The researchers elaboarted on the implications of their findings in the study conclusion as follows:
“Finally, our findings have important practical implications. Positive empathy provides part of the “social glue” from which interpersonal bonds are built and strengthened (Morelli et al., 2015). As such, taking pleasure from the good fortune of others fosters interpersonal connection, trust, and – ultimately – prosocial behavior (Reis et al., 2010; Morelli et al., 2014; Andreychik and Migliaccio, 2015), thus providing important societal benefits. These benefits have to be viewed in the context of the amount of people regularly consuming acetaminophen. An estimated quarter of all US American adults take a drug containing acetaminophen every week (Kaufman et al., 2002). It is thus possible that the pervasive use of acetaminophen among Americans may substantially reduce these benefits. However, there is currently no research on the relationship between acetaminophen usage and reduced prosocial behavior in the USA. This research gap needs filling.

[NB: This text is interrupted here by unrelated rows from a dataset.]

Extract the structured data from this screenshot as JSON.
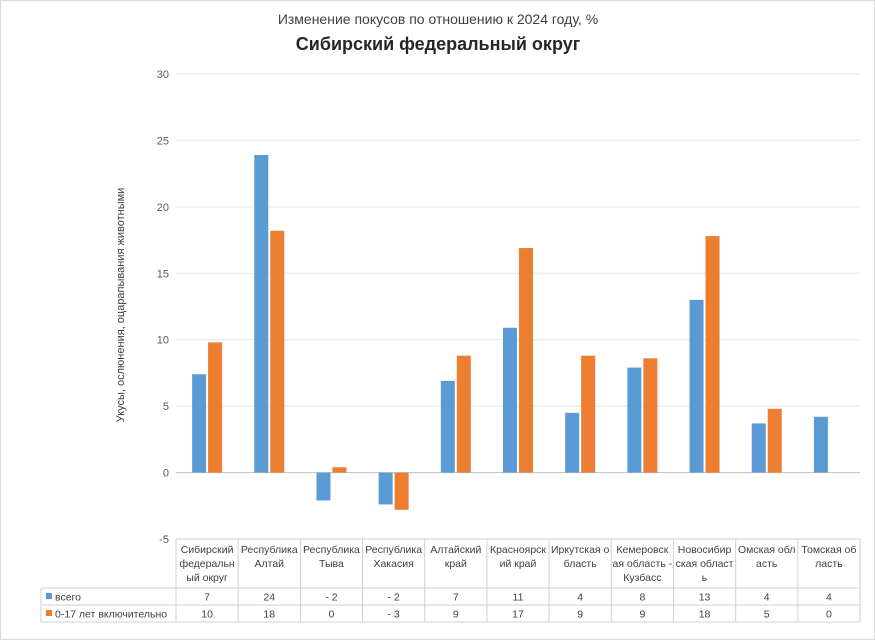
{
  "chart_data": {
    "type": "bar",
    "title": "Сибирский федеральный округ",
    "subtitle": "Изменение покусов по отношению к 2024 году, %",
    "ylabel": "Укусы, ослюнения, оцарапывания животными",
    "ylim": [
      -5,
      30
    ],
    "yticks": [
      -5,
      0,
      5,
      10,
      15,
      20,
      25,
      30
    ],
    "grid": true,
    "legend": "table-left",
    "categories": [
      [
        "Сибирский",
        "федеральн",
        "ый округ"
      ],
      [
        "Республика",
        "Алтай"
      ],
      [
        "Республика",
        "Тыва"
      ],
      [
        "Республика",
        "Хакасия"
      ],
      [
        "Алтайский",
        "край"
      ],
      [
        "Красноярск",
        "ий край"
      ],
      [
        "Иркутская о",
        "бласть"
      ],
      [
        "Кемеровск",
        "ая область -",
        "Кузбасс"
      ],
      [
        "Новосибир",
        "ская област",
        "ь"
      ],
      [
        "Омская обл",
        "асть"
      ],
      [
        "Томская об",
        "ласть"
      ]
    ],
    "series": [
      {
        "name": "всего",
        "color": "#5b9bd5",
        "values": [
          7.4,
          23.9,
          -2.1,
          -2.4,
          6.9,
          10.9,
          4.5,
          7.9,
          13.0,
          3.7,
          4.2
        ],
        "table": [
          "7",
          "24",
          "- 2",
          "- 2",
          "7",
          "11",
          "4",
          "8",
          "13",
          "4",
          "4"
        ]
      },
      {
        "name": "0-17 лет включительно",
        "color": "#ed7d31",
        "values": [
          9.8,
          18.2,
          0.4,
          -2.8,
          8.8,
          16.9,
          8.8,
          8.6,
          17.8,
          4.8,
          0
        ],
        "table": [
          "10",
          "18",
          "0",
          "- 3",
          "9",
          "17",
          "9",
          "9",
          "18",
          "5",
          "0"
        ]
      }
    ]
  }
}
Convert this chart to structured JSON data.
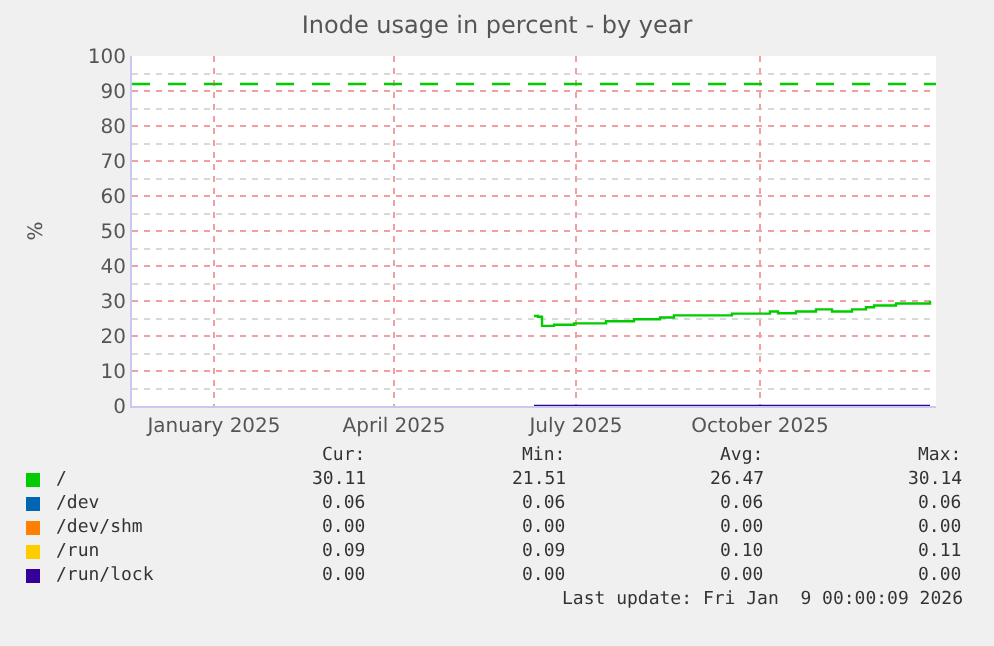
{
  "chart_data": {
    "type": "step",
    "title": "Inode usage in percent - by year",
    "ylabel": "%",
    "x": [
      "2025-06-25",
      "2025-06-27",
      "2025-06-29",
      "2025-07-05",
      "2025-07-15",
      "2025-07-31",
      "2025-08-14",
      "2025-08-27",
      "2025-09-03",
      "2025-10-02",
      "2025-10-21",
      "2025-10-25",
      "2025-11-03",
      "2025-11-13",
      "2025-11-21",
      "2025-12-01",
      "2025-12-08",
      "2025-12-12",
      "2025-12-23",
      "2026-01-09"
    ],
    "series": [
      {
        "name": "/",
        "color": "#00cc00",
        "values": [
          25.7,
          25.5,
          22.9,
          23.2,
          23.6,
          24.2,
          24.8,
          25.3,
          25.9,
          26.4,
          27.0,
          26.5,
          27.0,
          27.6,
          27.0,
          27.6,
          28.2,
          28.7,
          29.3,
          30.1
        ]
      },
      {
        "name": "/dev",
        "color": "#0066b3",
        "values": [
          null,
          null,
          null,
          null,
          null,
          null,
          null,
          null,
          null,
          null,
          null,
          null,
          null,
          null,
          null,
          null,
          null,
          null,
          null,
          null
        ]
      },
      {
        "name": "/dev/shm",
        "color": "#ff8000",
        "values": [
          null,
          null,
          null,
          null,
          null,
          null,
          null,
          null,
          null,
          null,
          null,
          null,
          null,
          null,
          null,
          null,
          null,
          null,
          null,
          null
        ]
      },
      {
        "name": "/run",
        "color": "#ffcc00",
        "values": [
          null,
          null,
          null,
          null,
          null,
          null,
          null,
          null,
          null,
          null,
          null,
          null,
          null,
          null,
          null,
          null,
          null,
          null,
          null,
          null
        ]
      },
      {
        "name": "/run/lock",
        "color": "#330099",
        "x": [
          "2025-06-25",
          "2026-01-09"
        ],
        "values": [
          0.0,
          0.0
        ]
      }
    ],
    "xlim": [
      "2024-12-06",
      "2026-01-12"
    ],
    "xticks": [
      {
        "value": "2025-01-16",
        "label": "January 2025"
      },
      {
        "value": "2025-04-16",
        "label": "April 2025"
      },
      {
        "value": "2025-07-16",
        "label": "July 2025"
      },
      {
        "value": "2025-10-16",
        "label": "October 2025"
      }
    ],
    "ylim": [
      0,
      100
    ],
    "yticks": [
      0,
      10,
      20,
      30,
      40,
      50,
      60,
      70,
      80,
      90,
      100
    ],
    "ref_lines": [
      {
        "axis": "y",
        "value": 92,
        "color": "#00cc00",
        "line_style": "dashed"
      }
    ],
    "grid": true,
    "legend": "bottom left",
    "annotations": [
      "Cur:",
      "Min:",
      "Avg:",
      "Max:",
      "30.11",
      "21.51",
      "26.47",
      "30.14",
      "0.06",
      "0.06",
      "0.06",
      "0.06",
      "0.00",
      "0.00",
      "0.00",
      "0.00",
      "0.09",
      "0.09",
      "0.10",
      "0.11",
      "0.00",
      "0.00",
      "0.00",
      "0.00",
      "Last update: Fri Jan  9 00:00:09 2026"
    ]
  }
}
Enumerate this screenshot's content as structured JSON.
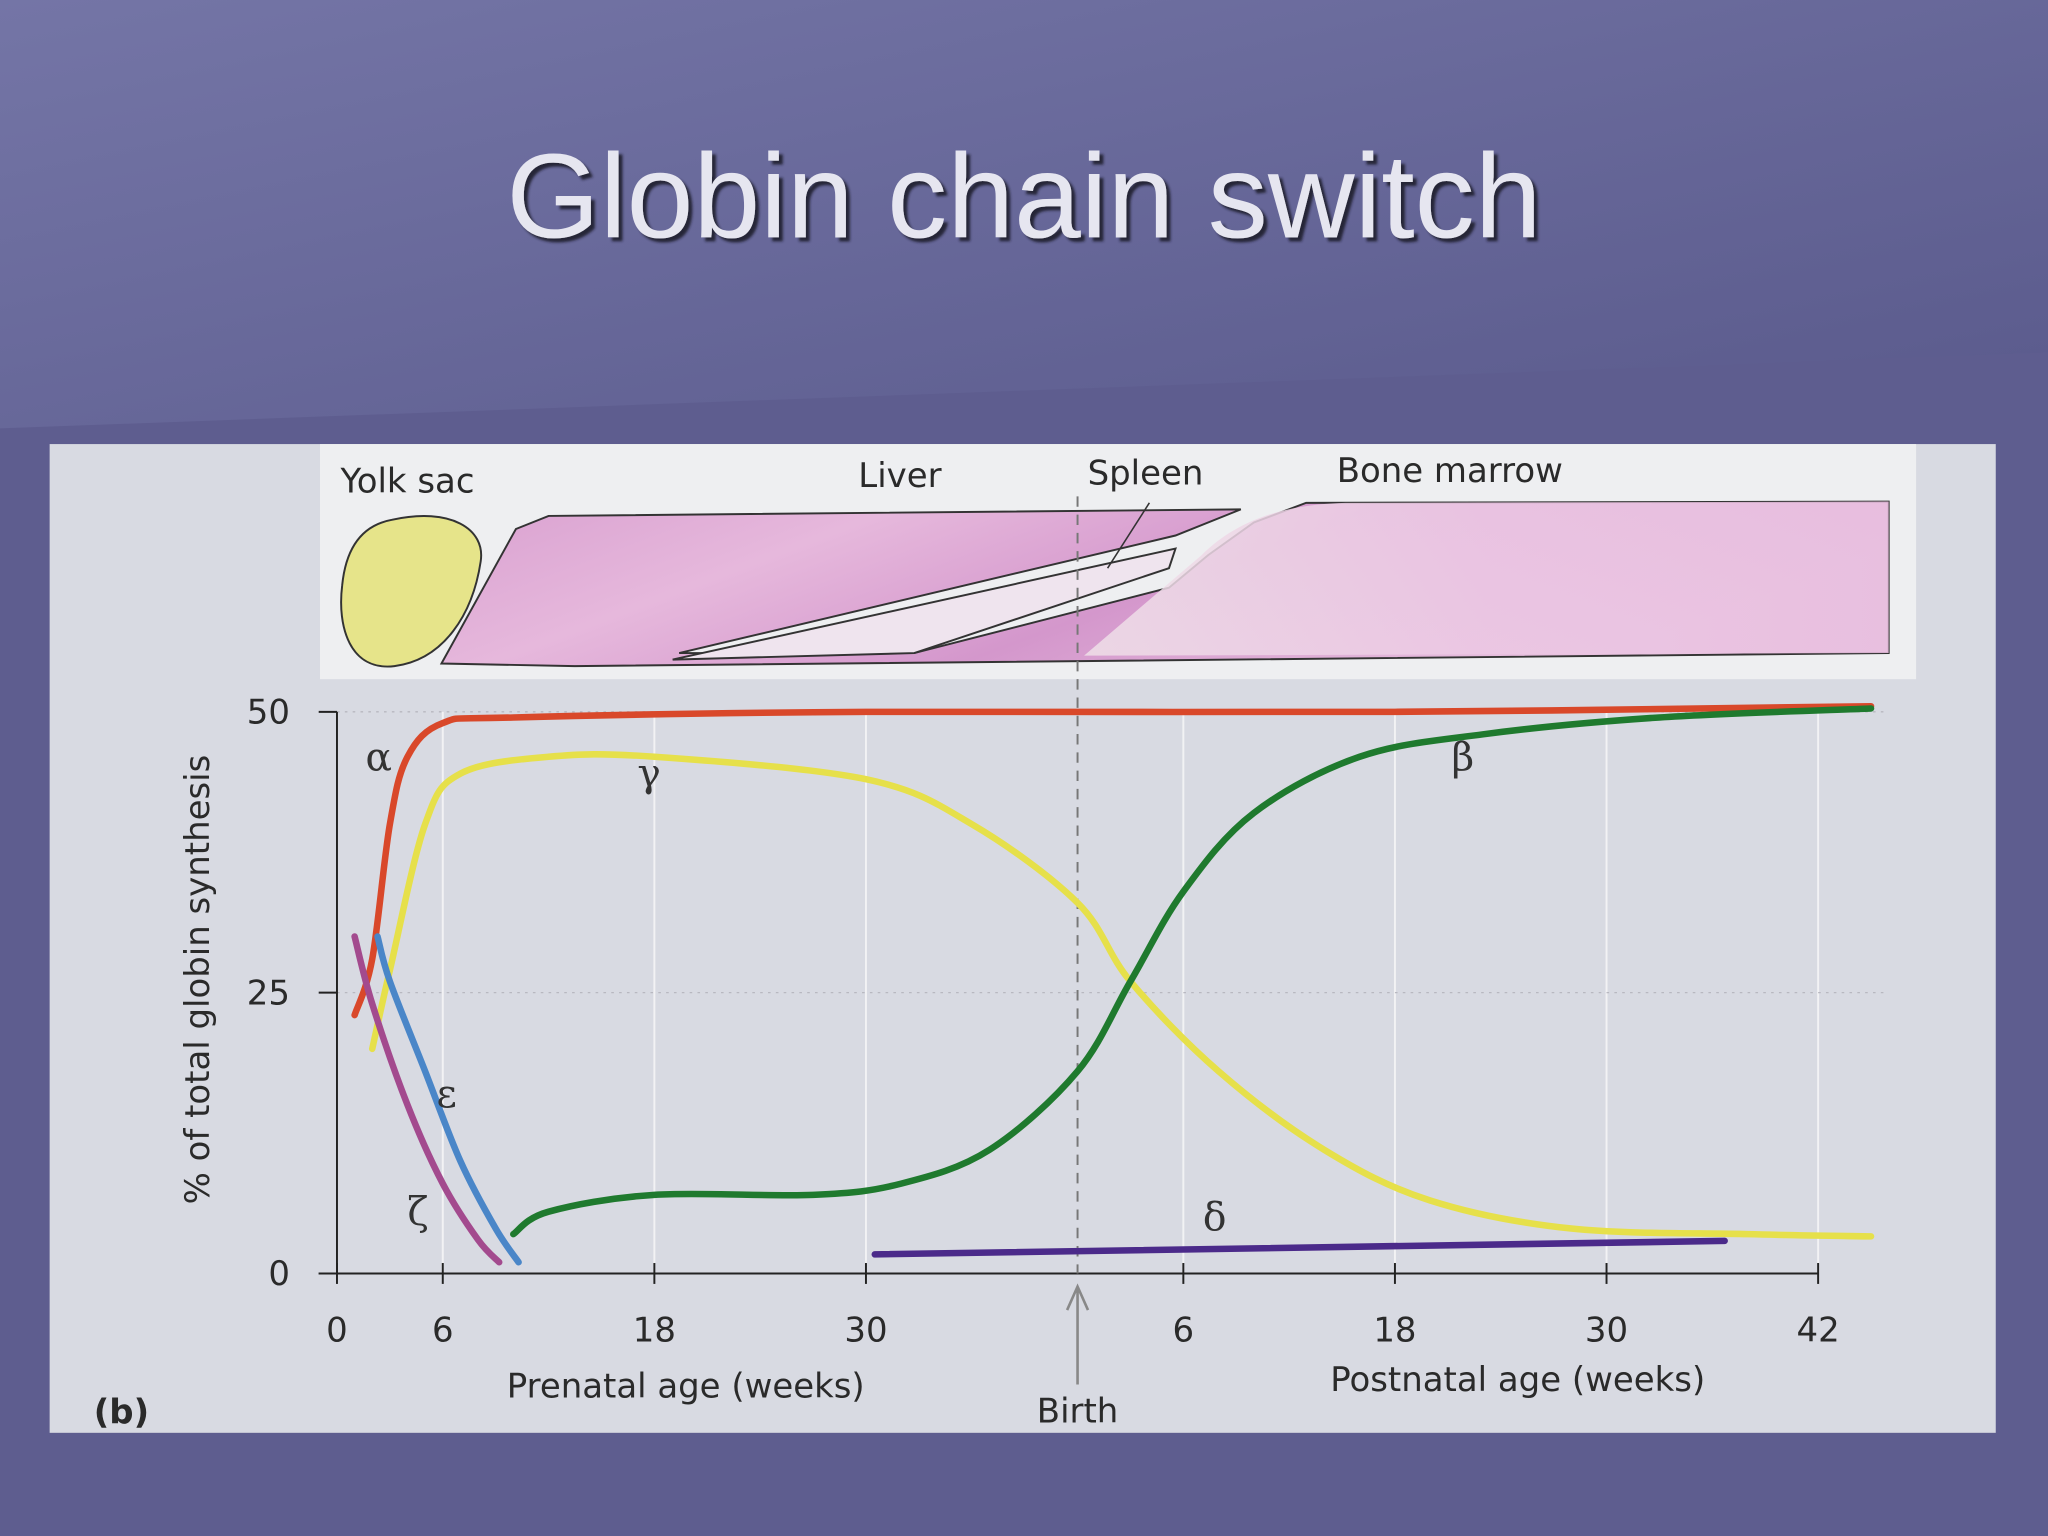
{
  "title": "Globin chain switch",
  "regions": [
    "Yolk sac",
    "Liver",
    "Spleen",
    "Bone marrow"
  ],
  "chart_data": {
    "type": "line",
    "ylabel": "% of total globin synthesis",
    "xlabel_prenatal": "Prenatal age (weeks)",
    "xlabel_postnatal": "Postnatal age (weeks)",
    "panel_label": "(b)",
    "birth": {
      "value": 42,
      "label": "Birth"
    },
    "xlim": [
      0,
      88
    ],
    "ylim": [
      0,
      50
    ],
    "xticks": [
      0,
      6,
      18,
      30,
      {
        "value": 48,
        "label": "6"
      },
      {
        "value": 60,
        "label": "18"
      },
      {
        "value": 72,
        "label": "30"
      },
      {
        "value": 84,
        "label": "42"
      }
    ],
    "yticks": [
      0,
      25,
      50
    ],
    "grid": true,
    "series": [
      {
        "name": "α",
        "color": "#d9482a",
        "x": [
          1,
          2,
          3,
          4,
          6,
          10,
          30,
          60,
          87
        ],
        "values": [
          23,
          28,
          40,
          46,
          49,
          49.5,
          50,
          50,
          50.5
        ]
      },
      {
        "name": "γ",
        "color": "#e6e04a",
        "x": [
          2,
          3,
          5,
          7,
          12,
          18,
          30,
          36,
          42,
          45,
          50,
          56,
          62,
          70,
          80,
          87
        ],
        "values": [
          20,
          27,
          40,
          44.5,
          46,
          46,
          44,
          40,
          33,
          26,
          18,
          11,
          6.5,
          4,
          3.5,
          3.3
        ]
      },
      {
        "name": "β",
        "color": "#1f7a2e",
        "x": [
          10,
          12,
          18,
          27,
          32,
          37,
          42,
          45,
          48,
          52,
          58,
          65,
          75,
          87
        ],
        "values": [
          3.5,
          5.5,
          7,
          7,
          8,
          11,
          18,
          26,
          34,
          41,
          46,
          48,
          49.5,
          50.3
        ]
      },
      {
        "name": "δ",
        "color": "#4b2a8a",
        "x": [
          30.5,
          78.7
        ],
        "values": [
          1.7,
          2.9
        ]
      },
      {
        "name": "ε",
        "color": "#4a86c8",
        "x": [
          2.3,
          3,
          5,
          7,
          9,
          10.3
        ],
        "values": [
          30,
          26,
          18,
          10,
          4,
          1
        ]
      },
      {
        "name": "ζ",
        "color": "#a34a8e",
        "x": [
          1,
          2,
          4,
          6,
          8,
          9.2
        ],
        "values": [
          30,
          24,
          15,
          8,
          3,
          1
        ]
      }
    ]
  }
}
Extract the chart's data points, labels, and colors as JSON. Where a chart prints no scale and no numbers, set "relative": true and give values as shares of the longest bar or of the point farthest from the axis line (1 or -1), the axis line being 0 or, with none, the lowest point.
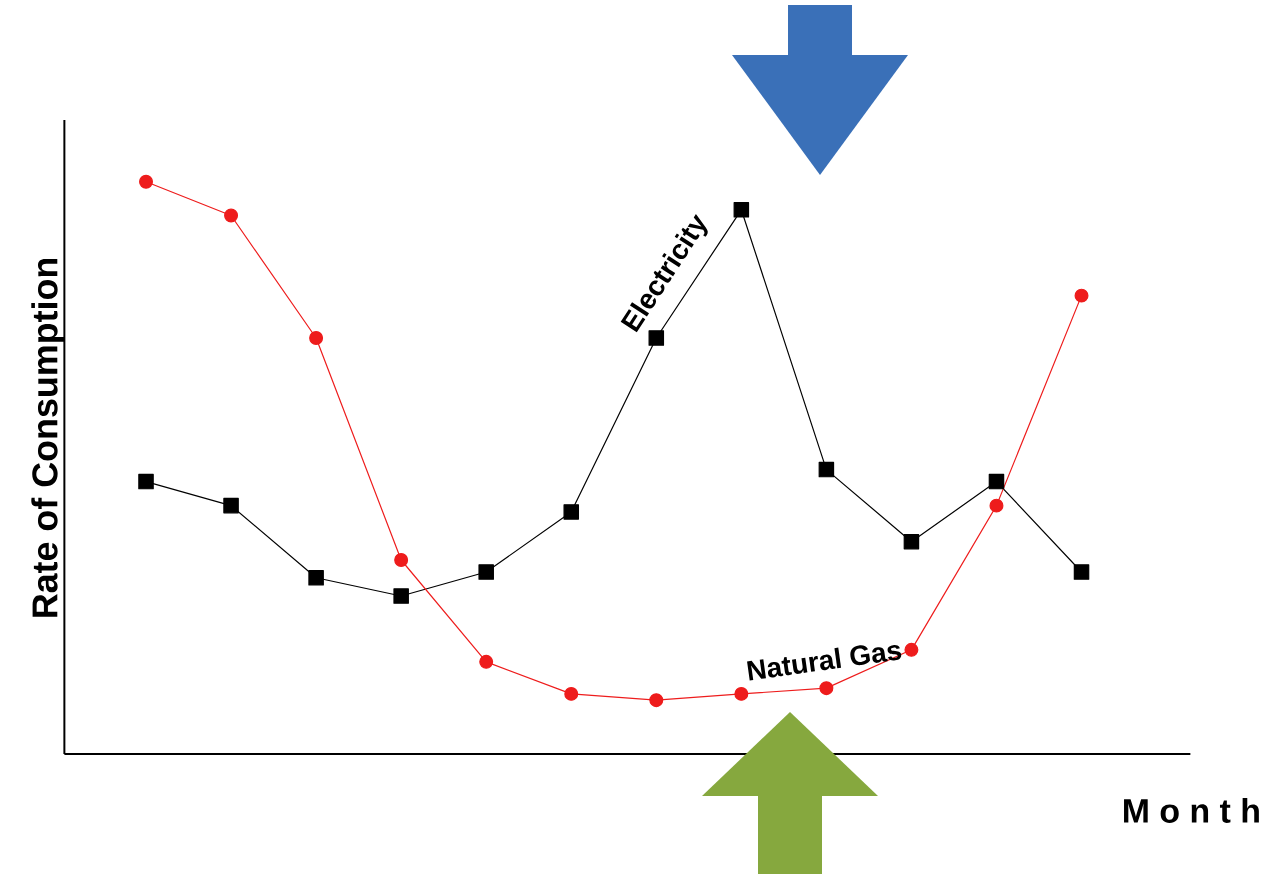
{
  "chart_data": {
    "type": "line",
    "relative": true,
    "xlabel": "M o n t h",
    "ylabel": "Rate of Consumption",
    "categories": [
      null,
      null,
      null,
      null,
      null,
      null,
      null,
      null,
      null,
      null,
      null,
      null
    ],
    "series": [
      {
        "color": "#000000",
        "marker": "square",
        "values": [
          0.476,
          0.434,
          0.308,
          0.276,
          0.318,
          0.423,
          0.727,
          0.951,
          0.497,
          0.371,
          0.476,
          0.318
        ]
      },
      {
        "color": "#ee1c1c",
        "marker": "circle",
        "values": [
          1.0,
          0.941,
          0.727,
          0.339,
          0.161,
          0.105,
          0.094,
          0.105,
          0.115,
          0.182,
          0.434,
          0.801
        ]
      }
    ],
    "annotations": [
      "Electricity",
      "Natural Gas"
    ]
  }
}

Overall, the present research shows that acetaminophen reduces empathy for the pleasurable experiences of other people. These findings not only constitute an important step forward in our understanding of the affective mechanisms underlying the experience of positive empathy but also raise concern about the societal impact of excessive acetaminophen consumption.”
Could Tylenol be contributing to anti-social behavior in exposed populations? I believe research like this indicates that this is absolutely a factor in society at large. Like psychiatric medications, with their well known association with violence against self and other, drugs designed to blunt pain on a merely symptomatic physical or psychological, instead of addressing the root causes of the suffering, can lead to behaviors that demnonstrate a lack of compassion and consideration for others.